With studies finding that fewer people with diabetes are successfully managing their blood sugar, people may be interested in more ways to maintain healthy levels. If new research is anything to go by, eating a certain type of food may prove helpful.
A study recently published in Frontiers in Nutrition found that eating millets provided blood sugar benefits for both people already living with diabetes and those with prediabetes. Scientists say this shows millets could be helpful both in diabetic meal planning and as a preventative aid.
Professor Ian Givens, study co-author and Director at University of Reading’s Institute of Food, Nutrition and Health (IFNH), says, “Awareness of this ancient grain is just starting to spread globally, and our review shows millets having a promising role in managing and preventing type 2 diabetes. In the largest review and analysis of research into different types of millet compared to other grains such as refined rice, maize and wheat we found that millets outperform their comparison crops with lower GI and lower blood glucose levels in participants.”
Researchers looked at 80 published studies from 11 different countries to see how daily consumption of millet impacted people. They found that for those with diabetes, their fasting and post-meal blood glucose levels dropped between 12 and 15%, pushing them back to the prediabetic range. Meanwhile, HbA1c numbers lowered an average 17% for people with prediabetes. That sent them back to a normal status.
The researchers say the amount of data involved in their study proves how beneficial millets can be.
Dr. S. Anitha, lead author and Senior Nutrition Scientist at the International Crops Research Institute for the Semi-Arid Tropics (ICRISAT), explains, “No one knew there were so many scientific studies undertaken on millets’ effect on diabetes and these benefits were often contested. This systematic review of the studies published in scientific journals has proven that millets can keep blood glucose levels in check and reduce the risk of diabetes. It has also shown just how well these smart foods do it.”
The foods provide these benefits along with a low average glycemic index score.
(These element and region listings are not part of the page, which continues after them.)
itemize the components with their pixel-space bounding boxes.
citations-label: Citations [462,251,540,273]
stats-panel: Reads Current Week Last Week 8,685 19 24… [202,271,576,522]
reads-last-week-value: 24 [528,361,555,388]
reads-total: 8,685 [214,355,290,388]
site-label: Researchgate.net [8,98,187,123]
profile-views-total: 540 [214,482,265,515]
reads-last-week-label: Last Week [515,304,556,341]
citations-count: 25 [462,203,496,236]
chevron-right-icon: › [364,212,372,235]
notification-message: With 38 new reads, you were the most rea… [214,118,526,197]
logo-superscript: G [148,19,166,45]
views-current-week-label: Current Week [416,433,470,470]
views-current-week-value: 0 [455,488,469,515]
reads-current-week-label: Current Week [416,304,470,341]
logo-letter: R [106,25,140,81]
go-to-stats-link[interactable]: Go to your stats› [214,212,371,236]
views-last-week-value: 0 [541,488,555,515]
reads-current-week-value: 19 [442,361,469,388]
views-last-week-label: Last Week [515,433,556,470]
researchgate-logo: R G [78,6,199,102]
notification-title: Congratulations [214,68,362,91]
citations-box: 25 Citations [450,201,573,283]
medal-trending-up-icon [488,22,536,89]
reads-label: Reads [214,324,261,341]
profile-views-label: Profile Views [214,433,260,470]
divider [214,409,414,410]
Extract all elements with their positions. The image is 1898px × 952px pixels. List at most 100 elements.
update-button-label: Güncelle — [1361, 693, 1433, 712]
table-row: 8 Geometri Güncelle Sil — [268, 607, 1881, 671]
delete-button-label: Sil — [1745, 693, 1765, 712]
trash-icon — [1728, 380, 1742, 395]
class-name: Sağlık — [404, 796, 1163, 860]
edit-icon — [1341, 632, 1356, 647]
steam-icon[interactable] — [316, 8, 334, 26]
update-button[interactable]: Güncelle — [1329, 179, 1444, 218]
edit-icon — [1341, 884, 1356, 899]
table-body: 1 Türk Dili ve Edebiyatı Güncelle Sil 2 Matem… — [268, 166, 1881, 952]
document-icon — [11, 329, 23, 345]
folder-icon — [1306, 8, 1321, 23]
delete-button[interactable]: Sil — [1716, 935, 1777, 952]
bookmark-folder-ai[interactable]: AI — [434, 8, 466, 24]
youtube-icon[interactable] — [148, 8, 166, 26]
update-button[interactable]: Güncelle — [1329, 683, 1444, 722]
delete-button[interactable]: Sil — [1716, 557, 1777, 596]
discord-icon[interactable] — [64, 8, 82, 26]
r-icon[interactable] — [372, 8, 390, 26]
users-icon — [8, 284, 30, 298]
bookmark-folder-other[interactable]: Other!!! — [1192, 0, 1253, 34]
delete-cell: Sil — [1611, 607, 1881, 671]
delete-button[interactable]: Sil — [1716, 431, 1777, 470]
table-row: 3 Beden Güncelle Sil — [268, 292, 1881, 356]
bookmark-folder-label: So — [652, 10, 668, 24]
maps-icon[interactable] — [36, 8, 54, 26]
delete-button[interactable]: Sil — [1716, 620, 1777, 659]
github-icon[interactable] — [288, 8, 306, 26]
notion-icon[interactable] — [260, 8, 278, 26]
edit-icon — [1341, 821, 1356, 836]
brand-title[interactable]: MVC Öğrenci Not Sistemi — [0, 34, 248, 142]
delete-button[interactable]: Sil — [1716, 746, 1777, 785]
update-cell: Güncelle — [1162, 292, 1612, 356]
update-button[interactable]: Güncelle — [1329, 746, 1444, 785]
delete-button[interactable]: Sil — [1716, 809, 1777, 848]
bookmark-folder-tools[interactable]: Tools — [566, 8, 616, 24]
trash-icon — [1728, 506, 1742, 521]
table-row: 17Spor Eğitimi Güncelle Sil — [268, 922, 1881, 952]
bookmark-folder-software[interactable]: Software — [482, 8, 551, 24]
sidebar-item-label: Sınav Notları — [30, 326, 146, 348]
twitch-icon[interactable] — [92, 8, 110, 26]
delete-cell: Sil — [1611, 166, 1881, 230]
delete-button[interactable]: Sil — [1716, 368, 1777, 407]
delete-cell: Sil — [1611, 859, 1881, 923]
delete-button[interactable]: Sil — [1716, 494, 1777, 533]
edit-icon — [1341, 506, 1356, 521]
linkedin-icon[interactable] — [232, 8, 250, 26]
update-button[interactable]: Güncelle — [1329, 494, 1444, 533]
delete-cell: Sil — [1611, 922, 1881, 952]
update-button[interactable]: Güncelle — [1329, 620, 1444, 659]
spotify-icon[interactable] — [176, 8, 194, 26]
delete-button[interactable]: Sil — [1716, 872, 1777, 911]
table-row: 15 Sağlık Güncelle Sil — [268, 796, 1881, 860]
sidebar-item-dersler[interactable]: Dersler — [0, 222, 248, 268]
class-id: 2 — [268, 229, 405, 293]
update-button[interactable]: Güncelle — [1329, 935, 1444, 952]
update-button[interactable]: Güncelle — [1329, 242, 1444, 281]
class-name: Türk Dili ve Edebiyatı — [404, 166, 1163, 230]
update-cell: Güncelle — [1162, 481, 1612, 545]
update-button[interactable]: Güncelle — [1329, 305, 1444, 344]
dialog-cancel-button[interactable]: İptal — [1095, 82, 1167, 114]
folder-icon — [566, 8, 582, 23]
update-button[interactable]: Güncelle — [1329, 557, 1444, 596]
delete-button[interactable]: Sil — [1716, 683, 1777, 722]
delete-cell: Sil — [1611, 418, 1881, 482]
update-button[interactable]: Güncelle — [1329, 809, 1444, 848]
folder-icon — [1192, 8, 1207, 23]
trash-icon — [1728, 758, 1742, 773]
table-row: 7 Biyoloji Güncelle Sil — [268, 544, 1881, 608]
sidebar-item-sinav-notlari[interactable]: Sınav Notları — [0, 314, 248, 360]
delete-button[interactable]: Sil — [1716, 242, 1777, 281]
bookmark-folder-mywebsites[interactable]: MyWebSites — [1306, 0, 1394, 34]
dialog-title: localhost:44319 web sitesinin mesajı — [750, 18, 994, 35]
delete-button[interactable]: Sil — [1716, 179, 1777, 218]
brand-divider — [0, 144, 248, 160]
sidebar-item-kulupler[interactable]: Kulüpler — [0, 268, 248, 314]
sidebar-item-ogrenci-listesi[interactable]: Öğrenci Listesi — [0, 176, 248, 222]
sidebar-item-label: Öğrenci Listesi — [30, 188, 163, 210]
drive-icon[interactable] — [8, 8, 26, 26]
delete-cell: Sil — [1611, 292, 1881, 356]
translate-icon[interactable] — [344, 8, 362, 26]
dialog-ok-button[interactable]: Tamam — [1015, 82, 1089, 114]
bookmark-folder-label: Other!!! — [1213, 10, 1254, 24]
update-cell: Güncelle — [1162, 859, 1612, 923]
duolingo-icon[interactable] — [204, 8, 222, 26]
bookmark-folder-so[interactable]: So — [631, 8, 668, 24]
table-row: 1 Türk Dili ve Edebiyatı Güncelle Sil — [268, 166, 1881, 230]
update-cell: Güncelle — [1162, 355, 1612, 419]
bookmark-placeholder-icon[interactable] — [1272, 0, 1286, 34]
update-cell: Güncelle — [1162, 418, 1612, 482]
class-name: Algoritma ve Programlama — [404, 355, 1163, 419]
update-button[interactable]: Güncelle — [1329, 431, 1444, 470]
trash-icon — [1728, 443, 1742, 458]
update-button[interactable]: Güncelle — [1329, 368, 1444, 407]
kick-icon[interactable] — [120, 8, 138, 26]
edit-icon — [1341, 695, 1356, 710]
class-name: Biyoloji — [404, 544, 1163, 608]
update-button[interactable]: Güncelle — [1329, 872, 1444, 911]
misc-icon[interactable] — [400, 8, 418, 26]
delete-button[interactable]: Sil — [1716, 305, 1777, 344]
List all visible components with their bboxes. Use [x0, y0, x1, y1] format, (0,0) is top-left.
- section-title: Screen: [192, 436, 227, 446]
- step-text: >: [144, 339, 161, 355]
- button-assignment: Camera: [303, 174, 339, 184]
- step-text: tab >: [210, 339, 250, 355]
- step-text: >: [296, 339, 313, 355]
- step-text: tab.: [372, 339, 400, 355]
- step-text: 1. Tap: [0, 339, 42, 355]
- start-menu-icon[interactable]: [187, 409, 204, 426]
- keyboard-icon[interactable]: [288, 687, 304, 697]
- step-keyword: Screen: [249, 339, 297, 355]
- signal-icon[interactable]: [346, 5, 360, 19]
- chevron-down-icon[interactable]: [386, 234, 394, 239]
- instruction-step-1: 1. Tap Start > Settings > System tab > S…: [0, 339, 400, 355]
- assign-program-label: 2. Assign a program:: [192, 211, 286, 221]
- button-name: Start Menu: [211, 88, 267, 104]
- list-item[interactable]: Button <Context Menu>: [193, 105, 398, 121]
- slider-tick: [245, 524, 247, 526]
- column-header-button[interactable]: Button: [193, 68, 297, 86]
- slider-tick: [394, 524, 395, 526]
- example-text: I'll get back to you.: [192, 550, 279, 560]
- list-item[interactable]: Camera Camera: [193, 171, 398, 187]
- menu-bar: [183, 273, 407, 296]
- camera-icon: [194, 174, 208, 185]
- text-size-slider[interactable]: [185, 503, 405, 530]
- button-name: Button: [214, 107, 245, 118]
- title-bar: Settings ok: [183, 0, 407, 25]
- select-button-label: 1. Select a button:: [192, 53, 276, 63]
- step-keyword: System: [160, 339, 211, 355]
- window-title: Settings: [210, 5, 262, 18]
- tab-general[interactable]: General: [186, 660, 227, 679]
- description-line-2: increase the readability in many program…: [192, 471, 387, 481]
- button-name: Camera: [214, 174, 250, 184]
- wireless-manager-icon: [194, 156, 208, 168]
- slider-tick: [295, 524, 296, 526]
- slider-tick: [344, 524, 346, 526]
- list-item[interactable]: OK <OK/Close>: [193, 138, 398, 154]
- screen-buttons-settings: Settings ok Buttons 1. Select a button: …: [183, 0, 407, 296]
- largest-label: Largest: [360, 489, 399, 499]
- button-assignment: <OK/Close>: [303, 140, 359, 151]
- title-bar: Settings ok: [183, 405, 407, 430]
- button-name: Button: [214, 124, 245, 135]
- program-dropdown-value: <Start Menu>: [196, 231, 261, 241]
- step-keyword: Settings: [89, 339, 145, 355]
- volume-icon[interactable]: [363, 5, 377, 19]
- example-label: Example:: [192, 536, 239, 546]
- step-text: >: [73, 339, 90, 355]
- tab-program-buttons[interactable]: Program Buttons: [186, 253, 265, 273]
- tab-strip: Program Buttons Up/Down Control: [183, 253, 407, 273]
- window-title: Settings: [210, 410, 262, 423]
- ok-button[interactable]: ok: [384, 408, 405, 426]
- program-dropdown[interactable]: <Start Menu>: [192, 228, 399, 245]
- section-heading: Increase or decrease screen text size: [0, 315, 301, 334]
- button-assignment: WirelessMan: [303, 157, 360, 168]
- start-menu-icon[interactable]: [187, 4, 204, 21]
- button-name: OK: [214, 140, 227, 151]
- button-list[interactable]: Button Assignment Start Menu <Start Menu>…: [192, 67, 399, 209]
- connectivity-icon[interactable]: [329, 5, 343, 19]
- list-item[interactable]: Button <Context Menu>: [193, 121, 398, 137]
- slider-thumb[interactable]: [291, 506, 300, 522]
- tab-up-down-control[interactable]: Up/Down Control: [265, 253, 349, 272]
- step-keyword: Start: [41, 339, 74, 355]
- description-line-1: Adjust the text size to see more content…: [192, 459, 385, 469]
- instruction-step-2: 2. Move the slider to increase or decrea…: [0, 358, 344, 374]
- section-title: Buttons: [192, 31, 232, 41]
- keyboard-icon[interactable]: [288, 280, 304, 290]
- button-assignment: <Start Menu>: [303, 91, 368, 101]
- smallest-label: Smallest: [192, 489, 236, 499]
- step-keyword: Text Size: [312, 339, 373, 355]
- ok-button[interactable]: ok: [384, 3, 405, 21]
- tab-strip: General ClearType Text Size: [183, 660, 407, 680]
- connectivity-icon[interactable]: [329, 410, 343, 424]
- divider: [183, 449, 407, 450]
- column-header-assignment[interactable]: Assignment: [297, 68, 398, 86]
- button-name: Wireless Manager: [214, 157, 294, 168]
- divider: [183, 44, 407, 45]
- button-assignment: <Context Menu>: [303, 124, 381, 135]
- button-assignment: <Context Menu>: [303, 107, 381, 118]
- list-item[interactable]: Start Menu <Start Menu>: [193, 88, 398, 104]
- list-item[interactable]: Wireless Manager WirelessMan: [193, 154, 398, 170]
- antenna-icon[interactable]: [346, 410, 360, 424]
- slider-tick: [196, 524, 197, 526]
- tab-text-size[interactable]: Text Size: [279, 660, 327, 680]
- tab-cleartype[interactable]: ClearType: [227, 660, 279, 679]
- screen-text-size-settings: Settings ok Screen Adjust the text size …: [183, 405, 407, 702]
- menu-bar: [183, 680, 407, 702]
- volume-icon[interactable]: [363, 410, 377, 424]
Researchers say that score is 52.7, roughly 36% lower than milled rice and refined wheat. It’s also between 14 and 37 GI points lower than maize. All of the millets involved in the study were either low or medium GI. Regardless of how they were prepared, their score was lower than rice, wheat, and maize.
There aren’t just health benefits involved in choosing these foods, however. It’s also good for the environment.
Dr. Jacqueline Hughes, Director General at ICRISAT, explains, “The global health crisis of undernutrition and over-nutrition coexisting is a sign that our food systems need fixing. Greater diversity both on-farm and on-plate is the key to transforming food systems. On-farm diversity is a risk mitigating strategy for farmers in the face of climate change while on-plate diversity helps counter lifestyle diseases such as diabetes. Millets are part of the solution to mitigate the challenges associated with malnutrition, human health, natural resource degradation, and climate change.”